Everyone approaches an eCommerce integration project for different reasons, but regardless of the purpose, the integration strategy is a crucial aspect of the process. When discussing an integration strategy, the technical aspects fall away and the focus is on the business strategy. Who will own what data and which data processes? Answering these questions helps to prevent inefficiencies throughout the project due to miscommunication and logic duplication. The best way to go about planning an integration strategy is to focus on the Golden Rules of Integration: keep the business logic where it belongs, don’t duplicate data unless you know why and use an integration methodology that’s appropriate for the project.
Integrating Magento to an ERP system is not simply a technical exercise; it is about strategy, business logic and the related business processes.
Why Should You Integrate?
One of the most common reasons for an ERP integration project with Magento is to automate the process. By automating the sharing of data between systems, you are significantly reducing the chance of human intervention and error. This allows employees to deal with errors on an exception basis rather than a dual bases. When the highest percentage of sales happens seamlessly, human intervention only occurs when a problem arises. This leaves the customer service team to focus on actual customer service and complex orders, as opposed to mundane order taking.

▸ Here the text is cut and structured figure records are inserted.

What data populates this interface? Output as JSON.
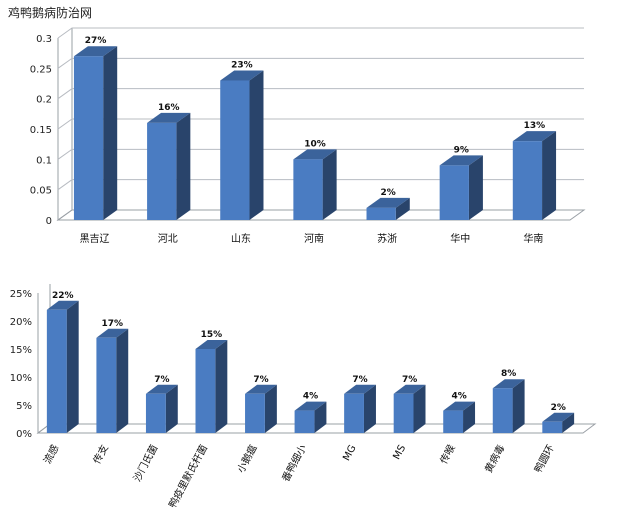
{
  "site_title": "鸡鸭鹅病防治网",
  "chart_data": [
    {
      "type": "bar",
      "categories": [
        "黑吉辽",
        "河北",
        "山东",
        "河南",
        "苏浙",
        "华中",
        "华南"
      ],
      "values": [
        0.27,
        0.16,
        0.23,
        0.1,
        0.02,
        0.09,
        0.13
      ],
      "data_labels": [
        "27%",
        "16%",
        "23%",
        "10%",
        "2%",
        "9%",
        "13%"
      ],
      "yticks": [
        "0",
        "0.05",
        "0.1",
        "0.15",
        "0.2",
        "0.25",
        "0.3"
      ],
      "ylim": [
        0,
        0.3
      ],
      "grid": true,
      "color": "#4a7cc2"
    },
    {
      "type": "bar",
      "categories": [
        "流感",
        "传支",
        "沙门氏菌",
        "鸭疫里默氏杆菌",
        "小鹅瘟",
        "番鸭细小",
        "MG",
        "MS",
        "传喉",
        "黄病毒",
        "鸭圆环"
      ],
      "values": [
        22,
        17,
        7,
        15,
        7,
        4,
        7,
        7,
        4,
        8,
        2
      ],
      "data_labels": [
        "22%",
        "17%",
        "7%",
        "15%",
        "7%",
        "4%",
        "7%",
        "7%",
        "4%",
        "8%",
        "2%"
      ],
      "yticks": [
        "0%",
        "5%",
        "10%",
        "15%",
        "20%",
        "25%"
      ],
      "ylim": [
        0,
        25
      ],
      "grid": false,
      "color": "#4a7cc2"
    }
  ]
}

Another benefit for your customer service team is that integrating Magento with your ERP system brings down the call volume to your CSR desk. For B2B organizations especially, 50% of callers are asking for the price of an item, its availability, or the status of an order. By doing a full renovation of your eCommerce site, these questions are answered online instead of being fielded by your customer service representatives.
Automation also allows for an easier scale process for your eCommerce site. If, for example, your team ramps up your marketing efforts on the site that successfully drives more traffic, there is not necessarily more work created for employees. Because you don’t have to worry about aspects such as dual maintenance, it is easy to scale your site to accommodate new traffic.
By taking human intervention out of the equation, your company can increase efficiency and drive cost out of the organization. Without the hassle of dual maintenance, there is one source of the truth and less room for human error. By integrating Magento with the ERP, you are allowing customer service representatives to focus on customer service instead of menial tasks.
The Golden Rules of Integration
From an integration strategy perspective, the Golden Rules of Integration must be followed:
Who owns the business logic? It is most common for the ERP System to own and manage the inventory and related inventory availability.
Who owns the data (and when)? Again, it is most common for the ERP system to own the data around Inventory Availability. This gets tricky when the timing of transactions is concerned. When does the inventory get decremented in the ERP? How timely is the data passed or access from Magento? These are key considerations when designing the integration. Another key decision is whether the inventory availability is checked in ‘real time’ from Magento, or whether a batch update pushes inventory to Magento. Then, if the inventory balances are pushed periodically, the next decision is how often.
What is the right integration tool for the project? The decisions on the timing of the integration determine the best integration tool. Generally, it’s best to use a tool set that is already in use within the organization. This minimizes the learning curve and allows the support team to use tools already in use. If there is not a tool already in place, or the existing tool does not support the integration requirement, then a new tool is selected.
Integrating Magento to the back end ERP system (like Oracle’s JDE system) requires a thorough review of goals of the project. Our standard integration strategy looks at ten different integration points and related business logic and processes. The goals of each project determine which integration point is needed, and how it is used within the overall project. Typically, our project use four to six integration points, but we have had projects with only one or two, and projects using all ten.
A good example of integration point is Inventory Availability. The first business decision to be made is whether or not the eCommerce site should expose inventory availability to the shoppers. Frankly, not every eCommerce site does, and there are a few different methods for sharing this information. Some sites show the actual number of products available, while others share a red, yellow or green light to indicate availability. Another option is to simply provide an ‘In Stock’ or ‘Out of Stock’ flag on the site. These business decisions drive the type of integration required, and how timely the update needs to be.
Integrating Magento to an ERP system can be a daunting project. There are many moving parts and the project can get complicated quickly. However, by defining the strategy up front and following a few golden rules, the project quickly becomes a series of smaller tasks. Only then should any code be written.